Thirteen (48%) of 27 patients answered that it was easier to keep the focus on the cross target image rather than on the aiming beam. The rest of the patients said that both were about equal. Fixation could be maintained throughout the procedure. The laser treatment was completed without foveal damage near the fixation point in all patients. The cross target image was very useful for the treatment of patients with foveolar subretinal haemorrhage because of disturbed foveal sensitivity.
A technique commonly used to determine the fixation point is by examining fundus photographs and fluorescein angiograms to locate the centre of the foveal avascular zone as the anatomical landmark.3 However, this is not foolproof in eyes in which the macula is affected, because there can be slight variation in fixation away from the centre of the foveal avascular zone.3 Scanning laser ophthalmoscopic microperimetry is a sensitive tool for detecting the fixation point.4 Although the results using microperimetry were helpful for determining the fixation point and the CNV margin,5 6 the location of the centre of fixation cannot be projected in real time onto the fundus during laser treatment.
At present, the only technique to detect the fixation point in real time is to ask the patient to look at the laser aiming beam. This method, however, is sometimes unstable and unreliable especially in patients with disturbed central vision. Moreover, at the time of aiming and photocoagulation, the aiming beam should be moved from the fixation point to the affected lesion to be treated.

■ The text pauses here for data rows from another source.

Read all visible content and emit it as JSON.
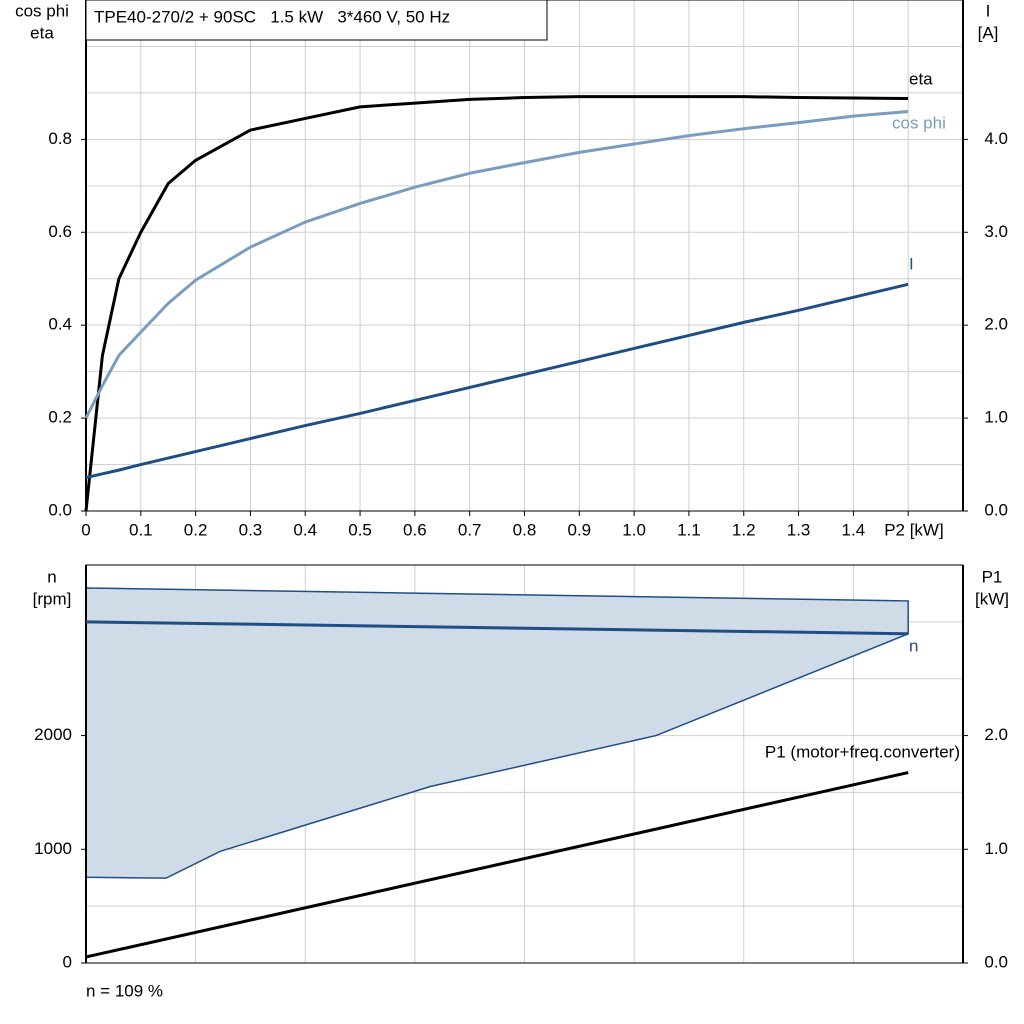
{
  "chart_data": [
    {
      "type": "line",
      "title": "TPE40-270/2 + 90SC   1.5 kW   3*460 V, 50 Hz",
      "ylabel": [
        "cos phi",
        "eta"
      ],
      "y2label": [
        "I",
        "[A]"
      ],
      "xlim": [
        0,
        1.6
      ],
      "xticks": [
        0,
        0.1,
        0.2,
        0.3,
        0.4,
        0.5,
        0.6,
        0.7,
        0.8,
        0.9,
        {
          "value": 1,
          "label": "1.0"
        },
        1.1,
        1.2,
        1.3,
        1.4,
        {
          "value": 1.5,
          "label": "P2 [kW]"
        }
      ],
      "ylim": [
        0,
        1.1
      ],
      "yticks": [
        {
          "value": 0,
          "label": "0.0"
        },
        0.2,
        0.4,
        0.6,
        0.8
      ],
      "ygrid_minor": [
        0.1,
        0.3,
        0.5,
        0.7,
        0.9,
        1.0
      ],
      "y2lim": [
        0,
        5.5
      ],
      "y2ticks": [
        {
          "value": 0,
          "label": "0.0"
        },
        {
          "value": 1,
          "label": "1.0"
        },
        {
          "value": 2,
          "label": "2.0"
        },
        {
          "value": 3,
          "label": "3.0"
        },
        {
          "value": 4,
          "label": "4.0"
        }
      ],
      "grid": true,
      "x": [
        0,
        0.03,
        0.06,
        0.1,
        0.15,
        0.2,
        0.3,
        0.4,
        0.5,
        0.6,
        0.7,
        0.8,
        0.9,
        1.0,
        1.1,
        1.2,
        1.3,
        1.4,
        1.5
      ],
      "series": [
        {
          "name": "eta",
          "color": "#000000",
          "values": [
            0,
            0.335,
            0.5,
            0.6,
            0.705,
            0.755,
            0.82,
            0.845,
            0.87,
            0.878,
            0.886,
            0.89,
            0.892,
            0.892,
            0.892,
            0.892,
            0.89,
            0.889,
            0.888
          ]
        },
        {
          "name": "cos phi",
          "color": "#7a9cbf",
          "values": [
            0.2,
            0.27,
            0.335,
            0.385,
            0.447,
            0.497,
            0.568,
            0.622,
            0.662,
            0.697,
            0.727,
            0.75,
            0.772,
            0.79,
            0.808,
            0.823,
            0.836,
            0.85,
            0.86
          ]
        },
        {
          "name": "I",
          "color": "#1f4e85",
          "axis": "y2",
          "values": [
            0.36,
            0.4,
            0.44,
            0.5,
            0.57,
            0.64,
            0.78,
            0.92,
            1.05,
            1.19,
            1.33,
            1.47,
            1.61,
            1.75,
            1.89,
            2.03,
            2.16,
            2.3,
            2.44
          ]
        }
      ]
    },
    {
      "type": "line",
      "ylabel": [
        "n",
        "[rpm]"
      ],
      "y2label": [
        "P1",
        "[kW]"
      ],
      "xlim": [
        0,
        1.6
      ],
      "xgrid": [
        0.2,
        0.4,
        0.6,
        0.8,
        1.0,
        1.2,
        1.4
      ],
      "ylim": [
        0,
        3500
      ],
      "yticks": [
        0,
        1000,
        2000
      ],
      "ygrid_minor": [
        500,
        1500,
        2500,
        3000
      ],
      "y2lim": [
        0,
        3.5
      ],
      "y2ticks": [
        {
          "value": 0,
          "label": "0.0"
        },
        {
          "value": 1,
          "label": "1.0"
        },
        {
          "value": 2,
          "label": "2.0"
        }
      ],
      "grid": true,
      "band": {
        "color": "#d0dbe8",
        "edge": "#1f4e85",
        "upper": {
          "x": [
            0,
            1.5
          ],
          "values": [
            3298,
            3184
          ]
        },
        "lower": {
          "x": [
            0,
            0.146,
            0.245,
            0.629,
            1.04,
            1.5
          ],
          "values": [
            754,
            746,
            982,
            1553,
            2000,
            2895
          ]
        }
      },
      "series": [
        {
          "name": "n",
          "color": "#1f4e85",
          "x": [
            0,
            1.5
          ],
          "values": [
            3000,
            2895
          ]
        },
        {
          "name": "P1 (motor+freq.converter)",
          "color": "#000000",
          "axis": "y2",
          "x": [
            0,
            1.5
          ],
          "values": [
            0.053,
            1.675
          ]
        }
      ],
      "note": "n = 109 %"
    }
  ]
}
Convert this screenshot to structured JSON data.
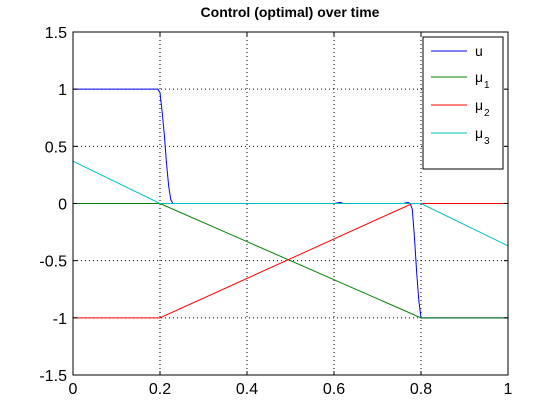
{
  "chart_data": {
    "type": "line",
    "title": "Control (optimal) over time",
    "xlabel": "",
    "ylabel": "",
    "xlim": [
      0,
      1
    ],
    "ylim": [
      -1.5,
      1.5
    ],
    "xticks": [
      0,
      0.2,
      0.4,
      0.6,
      0.8,
      1
    ],
    "xtick_labels": [
      "0",
      "0.2",
      "0.4",
      "0.6",
      "0.8",
      "1"
    ],
    "yticks": [
      1.5,
      1,
      0.5,
      0,
      -0.5,
      -1,
      -1.5
    ],
    "ytick_labels": [
      "1.5",
      "1",
      "0.5",
      "0",
      "-0.5",
      "-1",
      "-1.5"
    ],
    "grid": true,
    "legend_position": "top-right",
    "series": [
      {
        "name": "u",
        "symbol": "u",
        "subscript": "",
        "color": "#0000ff",
        "x": [
          0,
          0.195,
          0.2,
          0.205,
          0.21,
          0.215,
          0.22,
          0.225,
          0.23,
          0.6,
          0.615,
          0.62,
          0.7,
          0.76,
          0.77,
          0.775,
          0.78,
          0.785,
          0.79,
          0.795,
          0.8,
          1
        ],
        "y": [
          1,
          1,
          0.97,
          0.8,
          0.6,
          0.35,
          0.15,
          0.03,
          0,
          0,
          0.01,
          0,
          0,
          0,
          0.01,
          0,
          -0.05,
          -0.3,
          -0.6,
          -0.85,
          -1,
          -1
        ]
      },
      {
        "name": "μ1",
        "symbol": "μ",
        "subscript": "1",
        "color": "#008000",
        "x": [
          0,
          0.2,
          0.8,
          1
        ],
        "y": [
          0,
          0,
          -1,
          -1
        ]
      },
      {
        "name": "μ2",
        "symbol": "μ",
        "subscript": "2",
        "color": "#ff0000",
        "x": [
          0,
          0.2,
          0.78,
          1
        ],
        "y": [
          -1,
          -1,
          0,
          0
        ]
      },
      {
        "name": "μ3",
        "symbol": "μ",
        "subscript": "3",
        "color": "#00bfbf",
        "x": [
          0,
          0.2,
          0.8,
          1
        ],
        "y": [
          0.37,
          0,
          0,
          -0.37
        ]
      }
    ]
  }
}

In contrast, our novel system provides continuous monitoring of the fixation point during laser photocoagulation. Surgeons can determine the fixation point precisely not only by the anatomical landmark evaluated on fluorescein angiograms but also by real time monitoring of the functional fovea. Because 100 μm corresponds to half of the scale of the cross in our system, surgeons can avoid accidental burns to the foveola even when treating lesions less than 100 μm from the fixation points. We believe that laser photocoagulation to treat juxtafoveal lesions can be more accurately and safely performed using this system because of the patient's stable fixation and the continuous transmission of real time information to the surgeon about the fixation point.